Secara Mingguan Tetap Catatkan Kenaikan
Walau sempat diguncang oleh berbagai faktor, pergerakan harga minyak secara mingguan tetap menunjukkan penguatan. Brent mencatat kenaikan tipis sekitar 0,1%, sedangkan WTI mampu menguat sekitar 1% dibandingkan dengan pekan sebelumnya.
Capaian tersebut memperlihatkan betapa kompleksnya dinamika pasar energi. Harga minyak tidak hanya ditentukan oleh faktor permintaan dan pasokan semata, tetapi juga sangat bergantung pada situasi geopolitik serta kebijakan moneter global.
Pasar Energi Masih Penuh Ketidakpastian
Perdagangan minyak sepanjang 15–20 September 2025 menjadi cerminan bagaimana pasar energi dunia masih dipenuhi ketidakpastian. Di satu sisi, ketegangan geopolitik bisa sewaktu-waktu mendorong harga naik tajam. Namun di sisi lain, faktor fundamental seperti permintaan lemah dan stok yang berlebih mampu menahan bahkan menekan harga.
Pergerakan tipis yang tercatat pekan lalu seolah menjadi jalan tengah dari tarik-menarik berbagai faktor tersebut. Dengan kata lain, harga minyak masih sangat rentan terhadap perubahan sentimen yang terjadi di pasar global.

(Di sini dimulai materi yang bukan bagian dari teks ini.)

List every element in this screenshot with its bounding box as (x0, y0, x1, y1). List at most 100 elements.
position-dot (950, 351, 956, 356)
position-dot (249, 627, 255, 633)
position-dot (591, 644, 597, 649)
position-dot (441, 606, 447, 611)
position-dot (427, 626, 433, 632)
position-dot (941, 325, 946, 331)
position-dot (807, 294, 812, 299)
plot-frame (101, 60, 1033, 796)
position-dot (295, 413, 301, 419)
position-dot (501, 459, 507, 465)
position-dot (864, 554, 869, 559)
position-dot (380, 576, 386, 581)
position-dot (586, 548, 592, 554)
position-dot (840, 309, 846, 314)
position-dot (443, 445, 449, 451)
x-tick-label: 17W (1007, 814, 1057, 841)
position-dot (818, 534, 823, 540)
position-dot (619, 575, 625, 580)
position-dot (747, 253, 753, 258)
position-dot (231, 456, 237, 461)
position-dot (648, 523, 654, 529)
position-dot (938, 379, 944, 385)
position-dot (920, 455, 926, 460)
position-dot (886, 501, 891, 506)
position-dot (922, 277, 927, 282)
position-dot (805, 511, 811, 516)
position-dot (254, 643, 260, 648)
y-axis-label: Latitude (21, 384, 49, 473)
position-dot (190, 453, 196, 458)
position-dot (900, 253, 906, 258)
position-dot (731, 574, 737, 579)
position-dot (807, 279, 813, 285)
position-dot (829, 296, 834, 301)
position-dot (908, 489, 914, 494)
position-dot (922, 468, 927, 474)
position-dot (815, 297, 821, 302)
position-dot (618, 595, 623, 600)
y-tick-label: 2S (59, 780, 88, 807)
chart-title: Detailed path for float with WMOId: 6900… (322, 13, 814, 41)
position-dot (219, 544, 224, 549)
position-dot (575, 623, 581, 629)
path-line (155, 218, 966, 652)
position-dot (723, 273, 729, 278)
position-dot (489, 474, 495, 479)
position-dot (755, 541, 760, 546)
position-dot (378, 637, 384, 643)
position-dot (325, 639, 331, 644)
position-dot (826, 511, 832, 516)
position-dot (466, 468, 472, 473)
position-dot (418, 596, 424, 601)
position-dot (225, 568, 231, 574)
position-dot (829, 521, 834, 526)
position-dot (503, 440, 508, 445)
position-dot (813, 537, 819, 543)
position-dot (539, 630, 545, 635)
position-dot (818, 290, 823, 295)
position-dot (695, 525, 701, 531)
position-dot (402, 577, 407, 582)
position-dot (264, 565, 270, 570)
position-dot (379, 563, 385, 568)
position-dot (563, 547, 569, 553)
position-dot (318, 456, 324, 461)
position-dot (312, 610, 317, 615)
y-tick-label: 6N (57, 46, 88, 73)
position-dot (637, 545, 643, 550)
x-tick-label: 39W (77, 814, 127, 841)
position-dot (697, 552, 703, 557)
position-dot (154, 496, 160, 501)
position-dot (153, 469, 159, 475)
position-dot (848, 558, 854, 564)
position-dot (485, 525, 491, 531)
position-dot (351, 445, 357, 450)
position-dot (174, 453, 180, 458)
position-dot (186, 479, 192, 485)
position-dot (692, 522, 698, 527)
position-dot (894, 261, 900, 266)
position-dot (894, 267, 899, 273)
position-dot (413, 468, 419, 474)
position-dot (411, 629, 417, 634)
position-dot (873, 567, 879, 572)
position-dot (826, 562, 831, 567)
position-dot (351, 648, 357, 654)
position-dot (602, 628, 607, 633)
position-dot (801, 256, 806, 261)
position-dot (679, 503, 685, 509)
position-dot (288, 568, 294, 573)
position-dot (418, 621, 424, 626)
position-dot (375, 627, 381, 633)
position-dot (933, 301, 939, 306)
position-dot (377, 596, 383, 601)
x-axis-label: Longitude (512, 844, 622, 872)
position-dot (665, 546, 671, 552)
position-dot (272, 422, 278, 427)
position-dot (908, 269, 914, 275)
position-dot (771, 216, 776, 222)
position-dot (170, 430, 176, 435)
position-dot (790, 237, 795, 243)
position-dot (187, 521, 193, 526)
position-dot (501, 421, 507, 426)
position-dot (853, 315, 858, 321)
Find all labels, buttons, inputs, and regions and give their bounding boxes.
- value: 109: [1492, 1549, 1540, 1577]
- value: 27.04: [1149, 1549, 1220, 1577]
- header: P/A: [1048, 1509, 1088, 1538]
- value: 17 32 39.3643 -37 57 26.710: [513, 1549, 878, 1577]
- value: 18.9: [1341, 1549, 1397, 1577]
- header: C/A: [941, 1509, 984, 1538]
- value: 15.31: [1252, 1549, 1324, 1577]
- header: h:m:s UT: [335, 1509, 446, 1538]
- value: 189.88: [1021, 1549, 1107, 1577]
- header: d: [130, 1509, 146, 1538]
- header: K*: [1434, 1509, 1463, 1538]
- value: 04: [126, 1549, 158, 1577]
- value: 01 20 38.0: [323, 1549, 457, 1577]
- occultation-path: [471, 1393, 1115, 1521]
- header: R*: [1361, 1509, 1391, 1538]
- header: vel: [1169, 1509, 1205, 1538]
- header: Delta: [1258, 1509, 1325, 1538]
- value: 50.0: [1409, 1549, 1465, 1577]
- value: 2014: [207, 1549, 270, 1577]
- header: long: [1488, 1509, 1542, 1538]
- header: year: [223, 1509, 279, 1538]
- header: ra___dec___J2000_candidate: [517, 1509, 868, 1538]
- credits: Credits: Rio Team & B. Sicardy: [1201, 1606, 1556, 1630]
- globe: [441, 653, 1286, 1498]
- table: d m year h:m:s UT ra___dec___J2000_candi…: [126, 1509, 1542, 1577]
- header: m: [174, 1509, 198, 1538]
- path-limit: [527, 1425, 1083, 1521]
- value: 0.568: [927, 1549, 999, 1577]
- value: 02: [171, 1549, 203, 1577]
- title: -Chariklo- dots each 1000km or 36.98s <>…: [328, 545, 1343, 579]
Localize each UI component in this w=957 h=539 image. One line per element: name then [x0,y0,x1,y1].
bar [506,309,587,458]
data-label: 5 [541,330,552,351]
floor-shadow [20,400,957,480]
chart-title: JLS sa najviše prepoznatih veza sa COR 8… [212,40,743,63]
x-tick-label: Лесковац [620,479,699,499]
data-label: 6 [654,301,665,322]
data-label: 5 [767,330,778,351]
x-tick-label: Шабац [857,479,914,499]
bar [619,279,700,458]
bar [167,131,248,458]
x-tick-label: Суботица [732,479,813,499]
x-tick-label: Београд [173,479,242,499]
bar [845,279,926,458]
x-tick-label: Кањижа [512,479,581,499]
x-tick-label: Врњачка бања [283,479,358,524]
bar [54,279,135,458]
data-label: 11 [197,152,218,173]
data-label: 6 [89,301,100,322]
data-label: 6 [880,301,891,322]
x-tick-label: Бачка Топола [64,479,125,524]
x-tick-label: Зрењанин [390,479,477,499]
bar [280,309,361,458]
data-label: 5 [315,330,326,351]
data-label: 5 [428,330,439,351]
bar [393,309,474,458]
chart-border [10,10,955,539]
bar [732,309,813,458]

Kondisi ini sekaligus memberikan sinyal bahwa investor maupun pelaku industri energi harus tetap waspada menghadapi gejolak harga. Selama isu geopolitik belum mereda dan data permintaan energi global masih lemah, fluktuasi harga minyak kemungkinan besar akan terus berlangsung.